Israeli novelist writes a strong narrative

Published 5:00 am Sunday, May 3, 2009

“Laish” by Aharon Appelfeld; translated from the Hebrew by Aloma Halter (Schocken, 231 pgs., $23.95)

Whatever the name Laish may signify in Hebrew, Yiddish, Romanian or Ukrainian, American readers will be forgiven if they associate it with the English word “lash.”

The characters of Aharon Appelfeld’s beautiful and profoundly disturbing new novel, only dimly aware of their own motives, seem to go through life under the lash of relentless unseen forces.

Laish, a 15-year-old orphan, cannot remember when he was not a member of a group of Jewish pilgrims, making their way laboriously through Eastern Europe in the closing years of the 19th century, on their way to Jerusalem.

Started by a revered holy man, long since dead, the caravan depends on devout old men, the spiritual leaders of the group. Also included are traders, thieves and con men, sometimes interchangeable, who prey on their companions as well as the Jewish and Christian settlements through which they pass.

Practical leadership often falls to the wagon drivers, strong, profane and drunken, most of them former convicts released after decades of imprisonment for murder. Though they behave on impulse, they still at times bow to the pious authority of the old men.

Appelfeld observes the pilgrims’ progress at close range, never drawing back to provide context or overview, hewing scrupulously to Laish’s point of view. Though the narrative is lovely and precise, the events it describes consist of a succession of miseries — murder, strife, double-dealing, hunger, harsh weather, pestilence.

Appelfeld delivers a strong narrative, richly detailed, and he seeds the story with subtle bits of symbolism. After cowing a cemetery keeper, who demanded an exorbitant fee to allow a burial, the convoy departs: “The warden asked nothing else and retired to the forecourt of the graveyard. But before he turned to go into his hut, he waved and drew two iron bars across the gates. The wooden doors momentarily buckled under the weight of the metal, then straightened themselves.”

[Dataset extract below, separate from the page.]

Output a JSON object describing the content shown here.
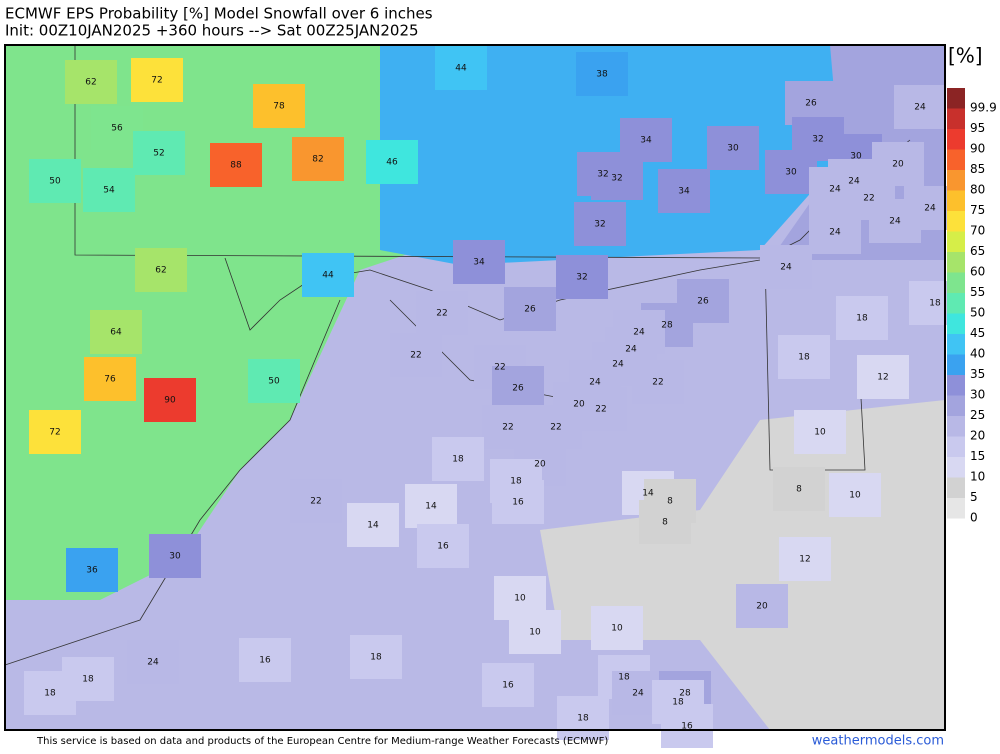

It is impossible to read this passage and not think of the pilgrims, buckling under the weight of hardship and pain, yet always standing up, always continuing on. It is also impossible to read this book without reference to the Holocaust.

That’s because Appelfeld, one of Israel’s most important novelists, survived the Final Solution as a child. Even though the events of this novel take place decades before the Nazis sought to exterminate the Jews, the agonies and sorrows of its characters cannot help but evoke the image of too-familiar horrors.